Il fatto che esista ancora, o meglio che esista di nuovo, è dovuto a All.Cars Da Sattel SZ: Un trio di appassionati di auto importa veicoli che la legislazione ha costretto a ritirare dai concessionari ufficiali del nostro Paese. Come la Nissan Z. Oppure la WRX, la cui esportazione in Europa era stata sacrificata da Subaru a causa delle severe normative sulle emissioni a partire dall’attuale generazione del 2022.

È proprio una WRX: ci sono abitacoli più belli e più eleganti, e nemmeno i rivestimenti in tessuto riescono a cambiare le cose. In compenso c’è il cambio manuale, una vera leva del freno a mano, sedili sportivi fantastici e uno schermo sorprendentemente pratico grazie ai grandi pulsanti touch.

Essere più che apparire

Anche la WRX (che ora fa a meno del precedente nome Impreza), nella versione attuale dal 2022, ha proprio l’aspetto tipico di una WRX: spoiler, parafanghi allargati, elementi sportivi. All’interno… beh, anche lì ha proprio l’aspetto tipico di una WRX. «Guarda la pista, qui non c’è niente da vedere’, ci sussurra tutta quella plastica nella »Subi«. Ma tutto è fatto a regola d’arte, ovviamente, come si addice a un’auto giapponese. I raffinati sedili Recaro sono comodi, ogni interruttore analogico è ormai una gioia e il touchscreen, sorprendentemente grande, è intuitivo. Bene così! Ottimo: grazie all’importazione diretta del modello statunitense, ci sono sistemi di assistenza utili e nessuna sciocchezza come il fastidioso avviso di superamento del limite di velocità dell’UE (non obbligatorio in Svizzera).

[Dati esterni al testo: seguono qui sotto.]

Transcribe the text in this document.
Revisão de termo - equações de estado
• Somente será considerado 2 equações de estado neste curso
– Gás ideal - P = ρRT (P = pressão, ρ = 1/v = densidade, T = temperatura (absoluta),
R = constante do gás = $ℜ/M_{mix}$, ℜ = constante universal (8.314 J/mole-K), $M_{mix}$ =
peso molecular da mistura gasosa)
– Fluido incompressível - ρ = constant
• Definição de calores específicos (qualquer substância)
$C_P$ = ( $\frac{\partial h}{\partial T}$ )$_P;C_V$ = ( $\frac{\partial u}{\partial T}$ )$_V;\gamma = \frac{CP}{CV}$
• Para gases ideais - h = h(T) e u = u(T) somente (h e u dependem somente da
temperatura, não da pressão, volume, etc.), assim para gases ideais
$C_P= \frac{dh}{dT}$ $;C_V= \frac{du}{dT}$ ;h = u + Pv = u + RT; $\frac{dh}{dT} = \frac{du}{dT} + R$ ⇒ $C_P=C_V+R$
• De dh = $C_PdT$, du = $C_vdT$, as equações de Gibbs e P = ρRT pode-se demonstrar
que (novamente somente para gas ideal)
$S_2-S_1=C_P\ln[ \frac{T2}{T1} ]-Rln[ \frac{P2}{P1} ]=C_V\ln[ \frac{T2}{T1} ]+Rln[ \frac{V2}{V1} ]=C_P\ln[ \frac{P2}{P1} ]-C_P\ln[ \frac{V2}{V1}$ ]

Sorpresa: contrariamente alle aspettative, la WRX offre uno spazio ampio e confortevole nei sedili posteriori. Non c’è da stupirsi: ora misura infatti 4,76 metri di lunghezza.

Assordante, ma fantastico

Pulsante di avviamento – ah, come romba e bussa! I terminali di scarico STI opzionali ci regalano un sorriso a trentadue denti nella parte anteriore, ma nella parte posteriore nessuno riesce a resistere fino al Passo del Klausen. In termini di spazio, nella versione a quattro porte tutto è a misura di famiglia, anche perché i 4,76 metri sono quasi da classe media. Il motore boxer turbo da 2,4 litri, con 202 kW/275 PS e 350 Nm, sulla carta non è un fulmine (100 km/h in 6,0 secondi), ma scalare le marce e risalire di colpo nel continuo susseguirsi di curve a destra, a sinistra e di nuovo a destra di questa gita in campagna è proprio ciò che contraddistingue questo fuoriclasse 4×4 quasi impossibile da frenare: il piacere del lavoro autentico.

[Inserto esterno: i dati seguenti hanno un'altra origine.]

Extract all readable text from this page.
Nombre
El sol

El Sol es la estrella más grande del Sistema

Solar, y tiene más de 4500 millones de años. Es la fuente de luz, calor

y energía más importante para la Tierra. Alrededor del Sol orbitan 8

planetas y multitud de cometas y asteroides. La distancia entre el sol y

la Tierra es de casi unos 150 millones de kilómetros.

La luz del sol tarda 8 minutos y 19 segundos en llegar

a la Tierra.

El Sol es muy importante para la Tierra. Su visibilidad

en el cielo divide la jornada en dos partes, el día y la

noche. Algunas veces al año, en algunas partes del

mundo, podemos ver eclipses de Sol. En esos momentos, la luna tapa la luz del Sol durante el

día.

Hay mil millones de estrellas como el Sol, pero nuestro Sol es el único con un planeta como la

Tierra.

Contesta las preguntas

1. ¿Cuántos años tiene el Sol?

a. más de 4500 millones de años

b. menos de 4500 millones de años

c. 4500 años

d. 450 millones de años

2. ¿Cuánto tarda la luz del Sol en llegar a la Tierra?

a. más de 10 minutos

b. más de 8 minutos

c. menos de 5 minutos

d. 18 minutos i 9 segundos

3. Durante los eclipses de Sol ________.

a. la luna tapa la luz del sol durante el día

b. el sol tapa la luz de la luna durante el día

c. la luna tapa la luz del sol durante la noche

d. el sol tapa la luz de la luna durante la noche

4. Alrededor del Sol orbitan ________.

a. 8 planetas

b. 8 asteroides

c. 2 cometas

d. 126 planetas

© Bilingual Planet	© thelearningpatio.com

Opzionalmente ancora più rumoroso: i terminali di scarico più imponenti perfezionano il suono e il piacere di guida, ma ciò non è sempre piacevole per i passeggeri dei sedili posteriori e i residenti. Richiesta di Autosprint: si prega di evitare le "orgie sonore" nei centri abitati.

La WRX mette a dura prova la schiena, non solo durante la guida, ma anche per la mancanza di una sospensione degna di nota. Cavolo, è davvero tosta. Ma non importa: anche nell’uso quotidiano se la cava comunque bene, e ogni curva è semplicemente una festa di puro divertimento al volante. Non è politicamente corretto, ma, scusate, è davvero fantastico. Beh, quasi: ufficialmente sono 9,0 (9,4 con il cambio automatico) l/100 km, da noi sono 10,8 l/100 km, che a guida sportiva possono arrivare anche a dodici. La WRX costa 56’900 franchi, 58’900 nella versione automatica, mentre il modello di punta «tS» con cambio manuale, freni Brembo e sedili Recaro parte da 60’900 franchi. Chiamiamola «tassa sul divertimento». Giusto!

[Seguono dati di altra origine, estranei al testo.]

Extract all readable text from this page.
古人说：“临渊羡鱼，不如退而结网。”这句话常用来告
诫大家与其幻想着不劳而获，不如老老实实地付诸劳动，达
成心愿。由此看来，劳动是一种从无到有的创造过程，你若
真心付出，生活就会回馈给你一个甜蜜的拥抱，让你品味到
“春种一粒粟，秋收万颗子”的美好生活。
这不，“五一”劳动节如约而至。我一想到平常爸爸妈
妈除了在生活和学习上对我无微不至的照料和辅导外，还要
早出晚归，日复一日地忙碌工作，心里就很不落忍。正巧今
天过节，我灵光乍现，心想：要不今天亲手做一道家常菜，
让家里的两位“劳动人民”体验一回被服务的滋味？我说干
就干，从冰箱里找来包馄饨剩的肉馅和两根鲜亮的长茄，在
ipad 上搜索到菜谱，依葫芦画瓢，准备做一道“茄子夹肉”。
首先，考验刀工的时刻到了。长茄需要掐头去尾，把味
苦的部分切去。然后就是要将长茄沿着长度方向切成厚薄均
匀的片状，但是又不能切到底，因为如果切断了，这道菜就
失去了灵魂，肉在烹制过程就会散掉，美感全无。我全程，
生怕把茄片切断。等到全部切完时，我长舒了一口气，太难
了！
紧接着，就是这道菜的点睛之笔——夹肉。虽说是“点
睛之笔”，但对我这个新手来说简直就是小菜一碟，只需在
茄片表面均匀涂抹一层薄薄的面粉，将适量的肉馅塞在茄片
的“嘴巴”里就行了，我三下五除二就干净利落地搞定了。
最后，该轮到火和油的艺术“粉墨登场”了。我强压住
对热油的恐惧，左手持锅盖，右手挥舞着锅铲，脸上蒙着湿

I simboli del potere: la presa d’aria è un elemento tipico della WRX; quei 275 cavalli vanno fatti girare e spinti al massimo. Il piacere di guida? Puro!

Opinione degli esperti
Subaru WRX

La WRX è un po’ d’altri tempi e proprio per questo è assolutamente attuale: un’auto estrema e che non passa inosservata, che invece di avere un grande senso offre semplicemente un divertimento pazzesco. Politicamente corretta? No. È bello che sia tornata? Assolutamente sì!

Vantaggi
+ si preannuncia divertente
+ inaspettatamente familiare
+ è proprio così che deve suonare

Svantaggi
– mi fa male la schiena
– il benzinaio esulta

Conclusione di Autosprint: la Subaru WRX non è più del tutto al passo con i tempi, ma proprio per questo è particolarmente apprezzabile. È semplicemente la WRX: se non fosse così fuori dagli schemi, non sarebbe affatto divertente.